Ending almost two decades of right-wing governments, the centre-left New Democratic Party was elected to government in 2017. The HEU was first in line to lobby the new government with strong arguments that to stabilize and improve health care overall, privatized workers had to be moved back to the public sector. One year later, the government introduced legislation rescinding Bill 29 and related laws. The event, live-streamed during a union convention, brought tears of joy to HEU members and activists. This set the stage for negotiations between the union, government and health employers that saw nearly 5,000 hospital dietary and cleaning staff repatriated by the end of 2022.
Despite the stark challenges of the pandemic, as contracts with private companies wound down, healthcare workers were shifted back to public sector employment, often greeted by fellow workers with applause and celebration. As private sector dietary aide Catalina Samson argued when the first group of workers were repatriated, “we’re a vital part of the team, and today I feel like our work is being recognized for that. Reuniting us with the rest of the health care team is a great act of solidarity”. HEU members also responded positively as Barb Owen, Vice-Chair of her HEU local notes, “it’s such an inspiration for our members of our locals to see our colleagues gain so much. Our locals will be stronger. We’ll have more people, more energy, and more boots on the ground.”

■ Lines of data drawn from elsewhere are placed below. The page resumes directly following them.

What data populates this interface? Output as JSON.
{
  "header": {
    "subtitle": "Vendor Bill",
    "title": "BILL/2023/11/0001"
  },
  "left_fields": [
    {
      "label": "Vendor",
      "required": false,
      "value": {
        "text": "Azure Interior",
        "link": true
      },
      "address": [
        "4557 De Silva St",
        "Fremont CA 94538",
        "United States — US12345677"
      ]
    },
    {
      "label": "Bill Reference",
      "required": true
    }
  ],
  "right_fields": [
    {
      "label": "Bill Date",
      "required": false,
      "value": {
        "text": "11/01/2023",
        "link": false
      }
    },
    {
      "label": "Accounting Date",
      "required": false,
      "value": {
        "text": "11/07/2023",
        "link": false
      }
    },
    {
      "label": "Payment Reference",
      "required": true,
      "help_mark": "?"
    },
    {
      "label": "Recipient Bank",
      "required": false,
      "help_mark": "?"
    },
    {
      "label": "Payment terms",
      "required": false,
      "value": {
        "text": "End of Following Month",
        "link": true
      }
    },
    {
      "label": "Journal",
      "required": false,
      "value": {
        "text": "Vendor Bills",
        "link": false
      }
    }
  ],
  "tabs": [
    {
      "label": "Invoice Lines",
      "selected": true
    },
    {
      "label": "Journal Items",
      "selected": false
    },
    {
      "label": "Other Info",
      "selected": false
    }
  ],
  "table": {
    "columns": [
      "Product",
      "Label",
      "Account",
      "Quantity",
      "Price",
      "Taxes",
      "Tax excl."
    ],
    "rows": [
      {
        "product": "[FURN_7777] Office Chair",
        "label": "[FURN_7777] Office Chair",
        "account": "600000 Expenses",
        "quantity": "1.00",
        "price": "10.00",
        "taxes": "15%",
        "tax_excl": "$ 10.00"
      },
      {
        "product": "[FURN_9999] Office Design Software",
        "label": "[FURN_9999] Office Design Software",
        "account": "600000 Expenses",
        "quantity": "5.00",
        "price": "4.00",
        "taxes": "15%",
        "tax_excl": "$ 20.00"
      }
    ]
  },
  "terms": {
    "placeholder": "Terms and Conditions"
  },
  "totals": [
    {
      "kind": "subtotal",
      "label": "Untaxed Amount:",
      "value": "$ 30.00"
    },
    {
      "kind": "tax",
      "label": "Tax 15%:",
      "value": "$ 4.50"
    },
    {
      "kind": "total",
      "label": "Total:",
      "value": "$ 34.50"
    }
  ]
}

The HEU strategies were a broad, inclusive, social justice strategy of enhancing wages and conditions while simultaneously improving care. The strategies meant that workers were able not only to fight against something but also to fight successfully for something unprecedented and new, proving that long-term activism and solidarity pay off, even during global pandemics.
Donna Baines is a Professor and the previous Director of the University of British Columbia School of Social Work.